Other parts of the Amazon healthcare strategy are also in play. In 2018, Amazon launched Comprehend Medical, a natural language processing service that uses machine learning to pull health data out of medical text; in 2019, it launched Amazon Transcribe Medical, a medical speech-to-text service. In 2020, the company released Halo, a health and wellness band that provides body composition information, voice analysis and sleep and activity tracking.
Just recently, Amazon started previewing HealthLake, which will allow healthcare providers and health insurance companies to store and analyze vast amounts of disparate healthcare data.
Jassy's healthcare opportunity
With its many healthcare projects underway, Amazon Care is an initiative Damo Consulting's Padmanabhan said pulls everything together, presenting a new opportunity for Amazon's incoming CEO.
Paddy PadmanabhanFounder and CEO, Damo Consulting
"Amazon Care carefully threads together a number of disparate healthcare initiatives into a seamless offering," he said. "The whole may turn out to be bigger than the sum of the parts."
As Jassy takes the helm, he is expected to continue Amazon's current approach to healthcare -- multiple pilot projects run in tandem, murky as to the exact direction it wants to go but no "big rocking of the boat" compared to Bezos, according to Padmanabhan.
Still, Amazon's strategy differs from companies like Microsoft or Google, which have aligned themselves as strategic partners to healthcare organizations.

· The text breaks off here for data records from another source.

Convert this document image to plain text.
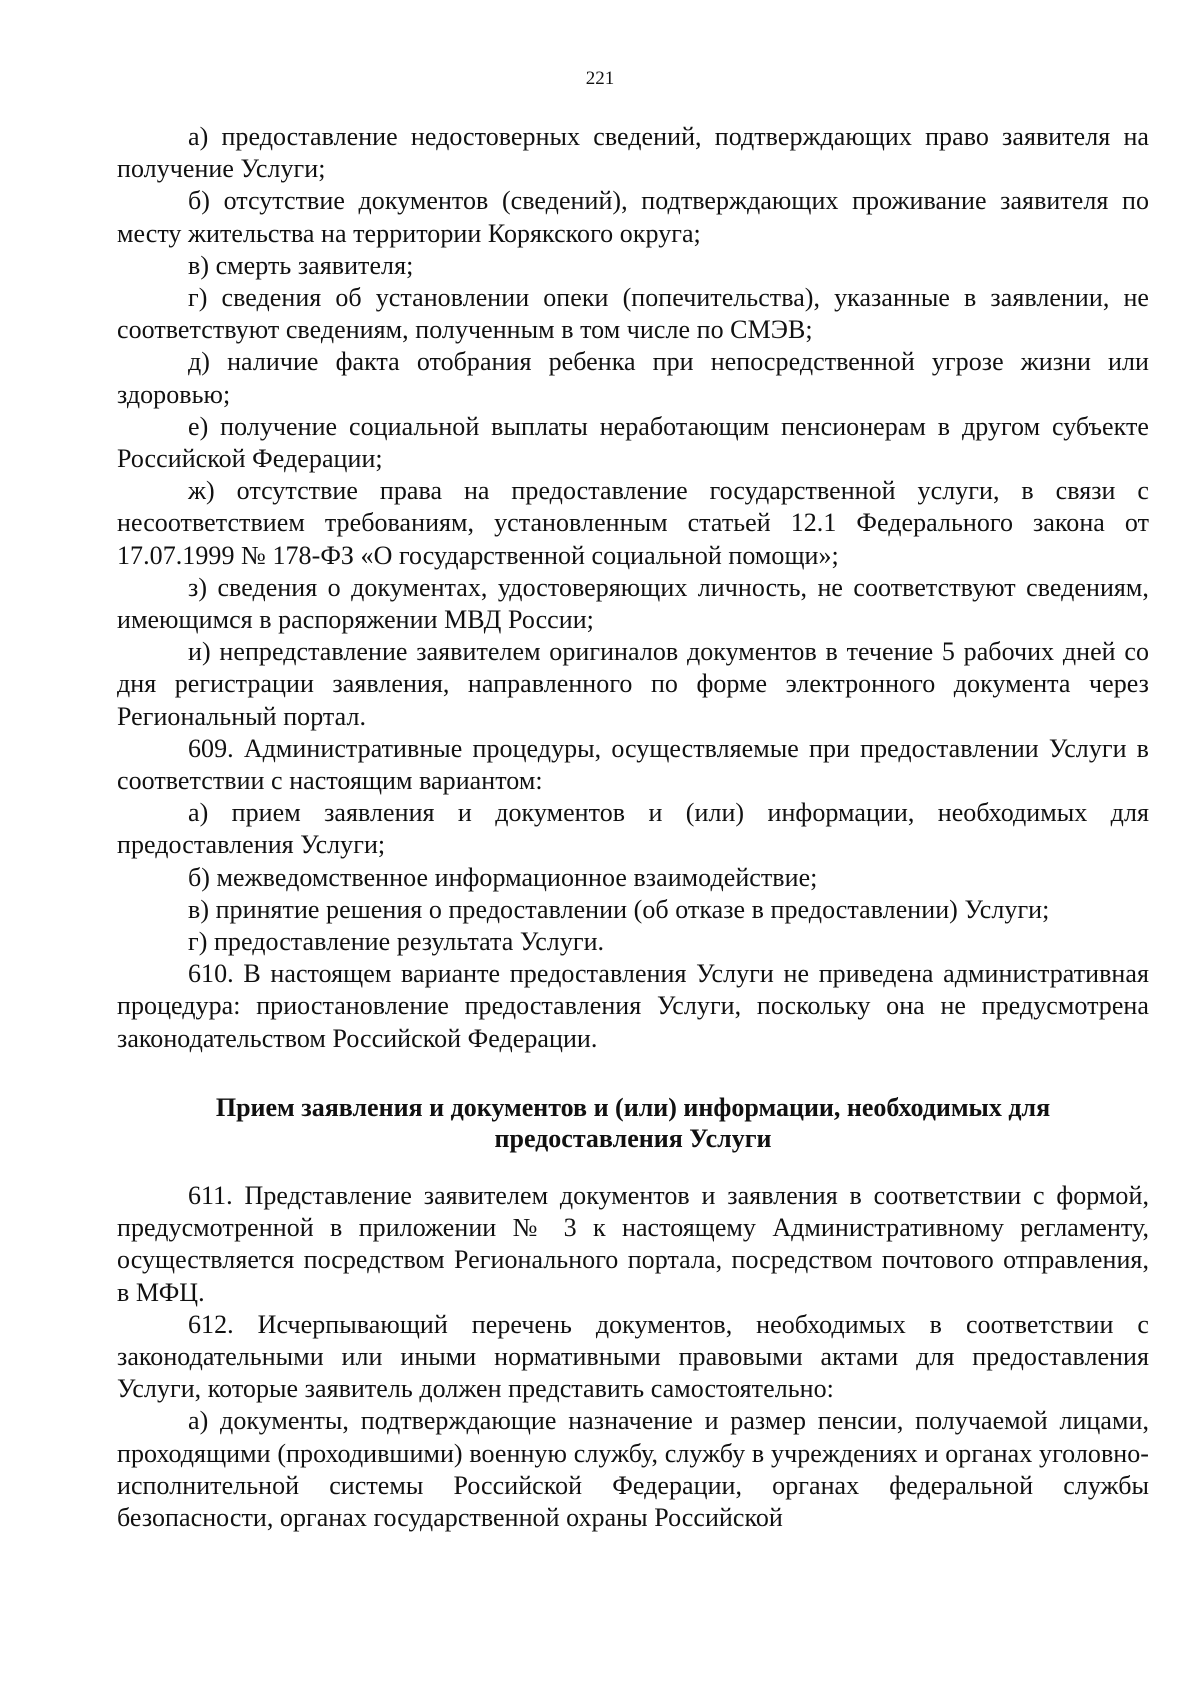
221

а) предоставление недостоверных сведений, подтверждающих право заявителя на получение Услуги;

б) отсутствие документов (сведений), подтверждающих проживание заявителя по месту жительства на территории Корякского округа;

в) смерть заявителя;

г) сведения об установлении опеки (попечительства), указанные в заявлении, не соответствуют сведениям, полученным в том числе по СМЭВ;

д) наличие факта отобрания ребенка при непосредственной угрозе жизни или здоровью;

е) получение социальной выплаты неработающим пенсионерам в другом субъекте Российской Федерации;

ж) отсутствие права на предоставление государственной услуги, в связи с несоответствием требованиям, установленным статьей 12.1 Федерального закона от 17.07.1999 № 178-ФЗ «О государственной социальной помощи»;

з) сведения о документах, удостоверяющих личность, не соответствуют сведениям, имеющимся в распоряжении МВД России;

и) непредставление заявителем оригиналов документов в течение 5 рабочих дней со дня регистрации заявления, направленного по форме электронного документа через Региональный портал.

609. Административные процедуры, осуществляемые при предоставлении Услуги в соответствии с настоящим вариантом:

а) прием заявления и документов и (или) информации, необходимых для предоставления Услуги;

б) межведомственное информационное взаимодействие;

в) принятие решения о предоставлении (об отказе в предоставлении) Услуги;

г) предоставление результата Услуги.

610. В настоящем варианте предоставления Услуги не приведена административная процедура: приостановление предоставления Услуги, поскольку она не предусмотрена законодательством Российской Федерации.

Прием заявления и документов и (или) информации, необходимых для
предоставления Услуги

611. Представление заявителем документов и заявления в соответствии с формой, предусмотренной в приложении № 3 к настоящему Административному регламенту, осуществляется посредством Регионального портала, посредством почтового отправления, в МФЦ.

612. Исчерпывающий перечень документов, необходимых в соответствии с законодательными или иными нормативными правовыми актами для предоставления Услуги, которые заявитель должен представить самостоятельно:

а) документы, подтверждающие назначение и размер пенсии, получаемой лицами, проходящими (проходившими) военную службу, службу в учреждениях и органах уголовно-исполнительной системы Российской Федерации, органах федеральной службы безопасности, органах государственной охраны Российской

Amazon is providing similar cloud-based tools and services for healthcare organizations, but it's also going beyond those efforts.
Amazon's entry into the healthcare market with Amazon Care could push innovation and competition, which will result in lower healthcare costs and improved quality of care. Yet, as the company positions itself as a vehicle for healthcare delivery, competition could become a complexity that Jassy will have to navigate going forward.
"Sooner or later, they're going to come into conflict with their own customers," Padmanabhan said. "If you've got big health systems and enterprises hosting their data in your cloud and then you're out there in a business that could potentially leverage that data to improve their business, they could eventually compete with [their customers]. That might sound far-fetched today, but it's only a couple steps away."